納期までに仕上げて納品したにも関わらず、報酬が支払われていないことに気付いたら、個人事業主はまず何をすれば良いのでしょうか。
ここで、報酬未払いに気付いた時の対応について解説します。
請求漏れが起きていないか確認する
報酬未払いについていきなり取引先に問い合わせるのではなく、まずは請求書の発行や送付が適切に行われているか確認してみてください。
請求書を忘れずに発行・送付していた場合でも、記載していた請求日が間違っていたり、郵送トラブルで取引先に届いていなかったりする場合もあります。

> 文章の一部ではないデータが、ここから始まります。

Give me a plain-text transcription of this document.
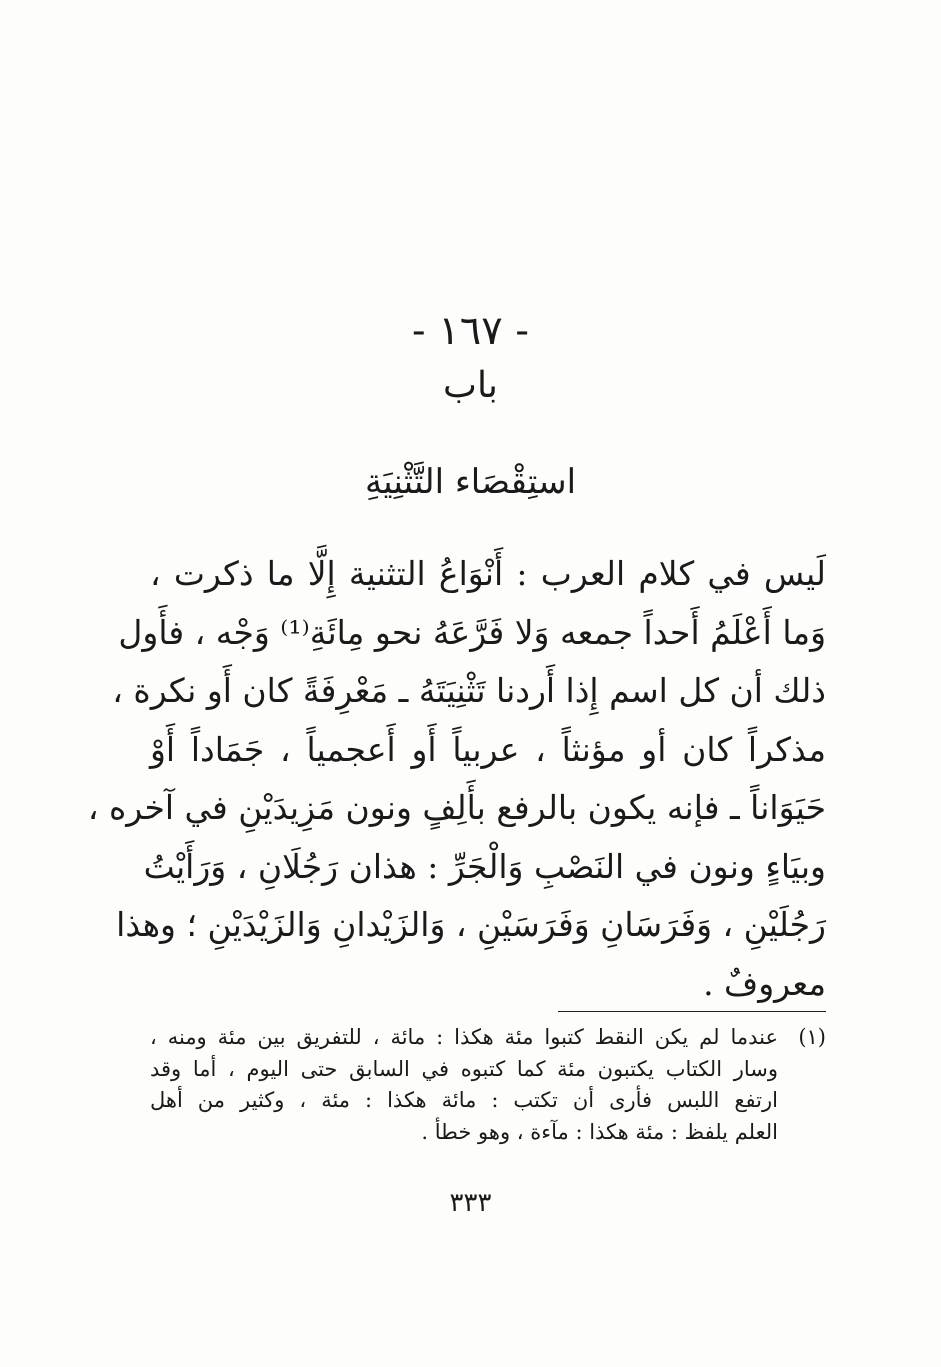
- ١٦٧ -
باب
استِقْصَاء التَّثْنِيَةِ
لَيس في كلام العرب : أَنْوَاعُ التثنية إِلَّا ما ذكرت ،
وَما أَعْلَمُ أَحداً جمعه وَلا فَرَّعَهُ نحو مِائَةِ⁽¹⁾ وَجْه ، فأَول
ذلك أن كل اسم إِذا أَردنا تَثْنِيَتَهُ ـ مَعْرِفَةً كان أَو نكرة ،
مذكراً كان أو مؤنثاً ، عربياً أَو أَعجمياً ، جَمَاداً أَوْ
حَيَوَاناً ـ فإنه يكون بالرفع بأَلِفٍ ونون مَزِيدَيْنِ في آخره ،
وبيَاءٍ ونون في النَصْبِ وَالْجَرِّ : هذان رَجُلَانِ ، وَرَأَيْتُ
رَجُلَيْنِ ، وَفَرَسَانِ وَفَرَسَيْنِ ، وَالزَيْدانِ وَالزَيْدَيْنِ ؛ وهذا
معروفٌ .
(١)
عندما لم يكن النقط كتبوا مئة هكذا : مائة ، للتفريق بين مئة ومنه ،
وسار الكتاب يكتبون مئة كما كتبوه في السابق حتى اليوم ، أما وقد
ارتفع اللبس فأرى أن تكتب : مائة هكذا : مئة ، وكثير من أهل
العلم يلفظ : مئة هكذا : مآءة ، وهو خطأ .
٣٣٣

この時点で請求書をそもそも送っていないことが判明した場合は、速やかに発行して送付します。
メールやチャットでやり取りをしていた場合には、金額や振込先、請求期日などが契約書と一致しているかも確認することが大切です。
また、事前に取引先から支払いが遅れる旨の連絡が来ている可能性もあるため、一つひとつメールやチャットの内容を見返してみてください。
取引先に支払い状況の確認をする
請求書は正しく発行・送付されており、メール・チャットでも支払いが遅れる旨の連絡が届いていない場合は、取引先に直接支払い状況を確認します。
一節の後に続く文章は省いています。